MotoGP, Marc Marquez il veterano: "Non ho più 20 anni…"

MotoGP
giovedì, 13 marzo 2025 alle 8:15
marc marquez 6
In Argentina Marc Marquez ha centrato tre successi ed è stato il primo vincitore a Termas de Rio Hondo. Due dei suoi primi tre piazzamenti (il terzo contro Dani Pedrosa) sono arrivati ​​davanti a Valentino Rossi, con un margine di sette e dieci secondi, rispettivamente nel 2016 e nel 2019. Adesso il fuoriclasse della MotoGP ha l'opportunità di continuare a scrivere la storia, su una pista dove può davvero fare la differenza.

Il nuovo stile di guida

La vittoria di Buriram ha confermato che il #93 ha saputo adattarsi perfettamente alla Ducati.
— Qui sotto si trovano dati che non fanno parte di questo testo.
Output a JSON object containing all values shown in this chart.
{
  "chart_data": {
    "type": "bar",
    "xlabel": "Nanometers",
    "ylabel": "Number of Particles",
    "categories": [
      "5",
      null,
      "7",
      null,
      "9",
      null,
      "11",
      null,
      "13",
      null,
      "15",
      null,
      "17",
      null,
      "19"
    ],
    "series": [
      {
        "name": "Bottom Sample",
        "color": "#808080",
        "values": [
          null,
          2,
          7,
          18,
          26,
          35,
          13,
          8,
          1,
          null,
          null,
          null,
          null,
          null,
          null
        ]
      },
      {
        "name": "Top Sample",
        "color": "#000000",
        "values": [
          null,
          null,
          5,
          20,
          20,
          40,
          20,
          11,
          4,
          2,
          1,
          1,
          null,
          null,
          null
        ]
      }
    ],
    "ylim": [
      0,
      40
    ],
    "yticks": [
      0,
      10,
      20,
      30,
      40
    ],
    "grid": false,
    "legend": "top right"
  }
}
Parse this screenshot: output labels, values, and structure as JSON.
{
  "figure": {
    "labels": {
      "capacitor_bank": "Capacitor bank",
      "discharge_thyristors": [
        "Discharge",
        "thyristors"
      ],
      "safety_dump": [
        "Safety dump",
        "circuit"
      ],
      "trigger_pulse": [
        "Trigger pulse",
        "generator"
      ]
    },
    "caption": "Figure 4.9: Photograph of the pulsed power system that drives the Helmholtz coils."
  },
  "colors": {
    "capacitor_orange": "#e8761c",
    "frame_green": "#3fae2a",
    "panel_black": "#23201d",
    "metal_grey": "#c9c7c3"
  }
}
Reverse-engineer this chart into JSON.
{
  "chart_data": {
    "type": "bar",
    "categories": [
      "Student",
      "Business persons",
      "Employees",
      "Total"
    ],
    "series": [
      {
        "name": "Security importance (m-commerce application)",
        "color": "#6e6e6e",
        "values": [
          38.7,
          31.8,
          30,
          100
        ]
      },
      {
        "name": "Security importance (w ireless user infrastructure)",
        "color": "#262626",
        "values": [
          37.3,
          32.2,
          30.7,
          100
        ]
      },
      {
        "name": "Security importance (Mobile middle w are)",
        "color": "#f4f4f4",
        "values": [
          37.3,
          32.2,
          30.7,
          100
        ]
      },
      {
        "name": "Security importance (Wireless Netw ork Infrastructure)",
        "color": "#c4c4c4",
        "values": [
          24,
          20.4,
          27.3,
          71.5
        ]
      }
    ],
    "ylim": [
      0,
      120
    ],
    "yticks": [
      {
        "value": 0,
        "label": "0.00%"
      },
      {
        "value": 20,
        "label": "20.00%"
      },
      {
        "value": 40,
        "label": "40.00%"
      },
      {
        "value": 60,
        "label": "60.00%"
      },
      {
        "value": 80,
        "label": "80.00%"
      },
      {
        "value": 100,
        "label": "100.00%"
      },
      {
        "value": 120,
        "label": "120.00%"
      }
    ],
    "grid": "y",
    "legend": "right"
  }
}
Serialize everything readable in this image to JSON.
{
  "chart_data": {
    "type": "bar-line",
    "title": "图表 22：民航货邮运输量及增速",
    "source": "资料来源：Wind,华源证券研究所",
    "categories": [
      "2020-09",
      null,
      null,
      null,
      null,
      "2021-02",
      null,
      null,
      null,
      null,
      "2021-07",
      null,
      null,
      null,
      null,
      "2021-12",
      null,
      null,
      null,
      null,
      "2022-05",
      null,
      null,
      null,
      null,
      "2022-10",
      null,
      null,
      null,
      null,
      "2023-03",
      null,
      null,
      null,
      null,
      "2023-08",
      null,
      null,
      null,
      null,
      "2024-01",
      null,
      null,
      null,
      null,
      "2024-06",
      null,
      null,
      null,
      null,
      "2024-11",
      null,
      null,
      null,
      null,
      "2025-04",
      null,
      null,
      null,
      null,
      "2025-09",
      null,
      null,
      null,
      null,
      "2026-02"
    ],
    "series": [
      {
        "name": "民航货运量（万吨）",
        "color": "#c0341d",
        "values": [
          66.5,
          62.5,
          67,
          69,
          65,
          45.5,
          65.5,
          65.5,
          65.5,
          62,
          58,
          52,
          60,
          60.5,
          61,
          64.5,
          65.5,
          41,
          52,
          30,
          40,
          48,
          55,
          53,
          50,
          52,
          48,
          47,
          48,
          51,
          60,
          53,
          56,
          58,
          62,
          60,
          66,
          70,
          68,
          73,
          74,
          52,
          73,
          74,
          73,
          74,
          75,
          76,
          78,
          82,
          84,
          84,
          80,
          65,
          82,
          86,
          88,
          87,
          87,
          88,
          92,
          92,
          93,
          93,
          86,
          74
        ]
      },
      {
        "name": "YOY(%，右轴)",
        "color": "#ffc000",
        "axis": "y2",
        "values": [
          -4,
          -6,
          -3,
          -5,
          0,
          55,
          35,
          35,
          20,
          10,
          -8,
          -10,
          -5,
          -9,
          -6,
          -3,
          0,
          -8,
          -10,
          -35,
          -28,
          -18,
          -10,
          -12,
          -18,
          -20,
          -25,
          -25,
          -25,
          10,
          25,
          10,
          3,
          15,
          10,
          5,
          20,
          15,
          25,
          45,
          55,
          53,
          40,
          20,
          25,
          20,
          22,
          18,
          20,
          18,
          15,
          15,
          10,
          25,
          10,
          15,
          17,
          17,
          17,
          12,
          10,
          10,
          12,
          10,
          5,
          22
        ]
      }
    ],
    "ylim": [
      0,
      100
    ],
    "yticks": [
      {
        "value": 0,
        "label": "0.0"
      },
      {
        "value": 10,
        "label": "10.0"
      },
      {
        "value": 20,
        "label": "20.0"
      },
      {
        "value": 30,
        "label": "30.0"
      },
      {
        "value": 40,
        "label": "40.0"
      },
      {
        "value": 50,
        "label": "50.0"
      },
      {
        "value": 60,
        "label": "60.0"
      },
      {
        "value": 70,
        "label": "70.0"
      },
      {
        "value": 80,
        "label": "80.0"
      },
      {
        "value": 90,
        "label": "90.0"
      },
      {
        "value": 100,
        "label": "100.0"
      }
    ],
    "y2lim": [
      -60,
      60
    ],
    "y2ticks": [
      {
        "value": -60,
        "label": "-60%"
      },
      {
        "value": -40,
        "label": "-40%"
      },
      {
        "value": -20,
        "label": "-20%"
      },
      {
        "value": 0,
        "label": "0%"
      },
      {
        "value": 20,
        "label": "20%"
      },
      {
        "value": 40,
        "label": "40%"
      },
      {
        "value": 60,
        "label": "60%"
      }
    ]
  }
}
Una stagione MotoGP con il team Gresini è servito soprattutto a migliorare il suo stile di guida, arrivando pian piano a ottimizzare il giro singolo, fino a conquistare tre vittorie nella seconda parte del Motomondiale 2024. Quest'anno è partito subito forte, a dimostrazione che durante l'inverno ha reso più pulita la sua guida. "Non ho più 20 anni, ne ho 32, devo gestire le cadute, il mio corpo. Ecco perché devo essere pulito e gestire la mia energia", ha spiegato il fenomeno di Cervera.
In passato sicuramente dava più spettacolo, con il suo stile molto aggressivo e al limite delle leggi della fisica. Ma in questo momento la Desmosedici richiede un "modus operandi" differente. Nei mesi precedenti ha studiato molto i video di Pecco Bagnaia e di altri piloti, perfezionandosi nelle curve a destra. "So che prima la mia guida era più bella, ma l'anno scorso ho capito che è meglio per me in questo modo. Poi, per le qualifiche, posso essere più aggressivo, ma ci arriverò passo dopo passo".
Marc Marquez è il favorito per il GP dell'Argentina, non solo per quanto dimostrato in Thailandia e nei test invernali. Il circuito sudamericano è molto amichevole al pilota spagnolo, che può quindi allungare in classifica generale prima di arrivare ad Austin, altro terreno di conquista. Un'occasione unica per dare già un primo strappo al campionato MotoGP...

Marquez a Buenos Aires

Prima di approdare in circuito ha fatto tappa a Buenos Aires per un evento organizzato dalla Ducati. Cerca di allontanare la pressione, pur consapevole che l'obiettivo è il titolo mondiale. "Sono in un momento di tranquillità nella mia vita, sia personale che professionale. Non devo nulla a nessuno, né a me stesso né alle persone. Penso di aver superato la sfida più grande della mia carriera sportiva: quattro interventi chirurgici al braccio, molti infortuni, perfino il problema all'occhio. Sono stati quattro anni infernali che non augurerei a nessuno, è stata la sfida più grande e dura. Ce l'ho fatta, quindi mi sento già campione del mondo, posso godermi la mia passione e continuare a divertirmi."
Sembrano lontani i tempi delle schermaglie con Valentino Rossi, fuori e dentro la pista. Il rapporto con Pecco Bagnaia resta molto gioviale e disteso, a dimostrazione di come sia cambiato anche il modo di essere di Marc Marquez. "A 32 anni vedi le cose in modo diverso rispetto a 20, sei più riflessivo. Logicamente voglio vincere il titolo e anche Pecco. Ma cercheremo, come abbiamo fatto durante l'inverno, di lavorare per avere la moto migliore. Penso, tra l'altro, che ci siamo riusciti. Gli ingegneri hanno fatto un ottimo lavoro e ognuno combatterà per sé, ma sempre con rispetto reciproco, per continuare a lavorare e collaborare negli anni a venire".